In the case of two \(x\) variables, as in the example shown next, the function can be expressed as
\[\begin{align} y &= \beta_1 x_1 + \beta_2 x_2 + \beta_0 + \epsilon. \end{align}\]The regression surface for the example used in this section is shown in the interactive graphic below.
- Hover over any point to see information about the county that point represents.
- Click and drag on the graphic to rotate it.
- When needed, you can reset the image to its starting point. Hover over the image and click on the house symbol at the top right above the graphic title. Alternately, you can reload the page.

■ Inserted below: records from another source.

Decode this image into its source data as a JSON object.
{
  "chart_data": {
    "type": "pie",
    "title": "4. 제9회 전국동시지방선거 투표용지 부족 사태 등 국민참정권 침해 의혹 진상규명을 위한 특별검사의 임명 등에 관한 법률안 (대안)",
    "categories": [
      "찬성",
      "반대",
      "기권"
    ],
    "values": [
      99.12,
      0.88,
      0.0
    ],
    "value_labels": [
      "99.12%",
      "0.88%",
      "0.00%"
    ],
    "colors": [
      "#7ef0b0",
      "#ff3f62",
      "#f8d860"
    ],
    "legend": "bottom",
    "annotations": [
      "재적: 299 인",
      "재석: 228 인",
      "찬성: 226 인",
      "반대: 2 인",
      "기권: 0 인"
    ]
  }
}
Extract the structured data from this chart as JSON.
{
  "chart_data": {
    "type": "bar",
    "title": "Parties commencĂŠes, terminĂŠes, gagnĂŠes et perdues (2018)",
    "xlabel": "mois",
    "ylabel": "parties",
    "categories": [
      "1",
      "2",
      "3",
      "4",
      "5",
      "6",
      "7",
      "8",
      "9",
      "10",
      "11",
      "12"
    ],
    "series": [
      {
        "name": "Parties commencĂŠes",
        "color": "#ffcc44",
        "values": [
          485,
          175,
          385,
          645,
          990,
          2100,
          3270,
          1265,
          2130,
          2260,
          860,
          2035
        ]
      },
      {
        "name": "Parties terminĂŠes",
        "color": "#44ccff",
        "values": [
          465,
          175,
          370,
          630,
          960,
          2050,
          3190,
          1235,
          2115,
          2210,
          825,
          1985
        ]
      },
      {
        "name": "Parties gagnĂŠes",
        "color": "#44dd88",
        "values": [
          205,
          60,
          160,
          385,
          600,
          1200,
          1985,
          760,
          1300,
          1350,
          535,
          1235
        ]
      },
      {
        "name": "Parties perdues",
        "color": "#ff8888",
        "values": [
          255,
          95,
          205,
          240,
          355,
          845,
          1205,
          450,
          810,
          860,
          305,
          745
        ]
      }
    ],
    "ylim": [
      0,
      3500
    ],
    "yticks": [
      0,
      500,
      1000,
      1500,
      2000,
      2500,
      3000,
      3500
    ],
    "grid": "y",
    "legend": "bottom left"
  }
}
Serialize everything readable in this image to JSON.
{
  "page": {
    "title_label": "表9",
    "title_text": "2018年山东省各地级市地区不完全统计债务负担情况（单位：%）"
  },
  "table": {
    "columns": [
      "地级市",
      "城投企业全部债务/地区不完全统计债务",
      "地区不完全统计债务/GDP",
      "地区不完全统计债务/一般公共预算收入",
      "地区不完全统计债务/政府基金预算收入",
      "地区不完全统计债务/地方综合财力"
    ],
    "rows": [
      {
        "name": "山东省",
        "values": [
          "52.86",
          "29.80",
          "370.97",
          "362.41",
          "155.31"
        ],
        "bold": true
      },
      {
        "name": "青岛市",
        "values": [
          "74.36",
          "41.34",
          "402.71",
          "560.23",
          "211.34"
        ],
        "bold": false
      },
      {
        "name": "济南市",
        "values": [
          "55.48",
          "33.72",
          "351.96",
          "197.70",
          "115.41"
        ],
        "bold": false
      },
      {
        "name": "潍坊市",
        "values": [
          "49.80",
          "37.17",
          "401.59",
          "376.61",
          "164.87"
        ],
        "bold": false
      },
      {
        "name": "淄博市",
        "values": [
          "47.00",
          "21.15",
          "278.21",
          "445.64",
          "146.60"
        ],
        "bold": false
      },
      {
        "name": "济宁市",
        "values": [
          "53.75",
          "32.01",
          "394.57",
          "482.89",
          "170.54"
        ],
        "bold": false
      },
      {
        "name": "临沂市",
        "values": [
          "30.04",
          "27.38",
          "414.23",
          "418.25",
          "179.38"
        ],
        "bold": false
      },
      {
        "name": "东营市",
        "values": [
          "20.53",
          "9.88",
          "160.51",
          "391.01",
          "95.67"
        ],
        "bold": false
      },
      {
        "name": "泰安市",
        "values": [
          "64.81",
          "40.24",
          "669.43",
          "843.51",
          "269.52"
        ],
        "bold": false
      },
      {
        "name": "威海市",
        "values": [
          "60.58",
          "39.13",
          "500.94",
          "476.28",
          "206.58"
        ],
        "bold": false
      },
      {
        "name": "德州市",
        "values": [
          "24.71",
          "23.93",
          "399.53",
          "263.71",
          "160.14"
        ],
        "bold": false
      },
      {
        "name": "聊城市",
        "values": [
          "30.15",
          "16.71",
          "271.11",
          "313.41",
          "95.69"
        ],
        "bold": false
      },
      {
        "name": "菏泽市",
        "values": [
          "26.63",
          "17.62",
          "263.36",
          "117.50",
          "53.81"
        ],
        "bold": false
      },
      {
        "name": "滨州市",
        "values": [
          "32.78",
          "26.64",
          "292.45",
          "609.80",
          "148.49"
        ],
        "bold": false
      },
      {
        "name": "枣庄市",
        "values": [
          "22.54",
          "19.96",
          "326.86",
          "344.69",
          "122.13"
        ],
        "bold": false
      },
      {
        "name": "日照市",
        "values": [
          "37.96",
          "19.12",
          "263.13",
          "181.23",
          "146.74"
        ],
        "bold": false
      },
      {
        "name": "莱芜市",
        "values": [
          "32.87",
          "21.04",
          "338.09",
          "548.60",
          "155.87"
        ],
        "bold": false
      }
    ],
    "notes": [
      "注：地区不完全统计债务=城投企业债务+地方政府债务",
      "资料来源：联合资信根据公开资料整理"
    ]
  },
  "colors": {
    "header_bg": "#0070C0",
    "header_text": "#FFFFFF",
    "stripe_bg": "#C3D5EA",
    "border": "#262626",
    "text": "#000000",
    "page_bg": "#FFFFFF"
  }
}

- The regression surface is shown in the flat dark blue surface.
- The gray curved surfaces above and below the regression surface are the 95% confidence intervals.
For those primarily interested in a visualization of marginal effects, jump to Step 2: Direction of Each Marginal Effect.
Note that nonlinear regression functions exist, and are more complex than a straight line or flat regression surface. The substantive interpretation of these nonlinear regression surfaces is more complex than the interpretation of a flat regression surface/line, but the interpretation of statistical significance remains the same.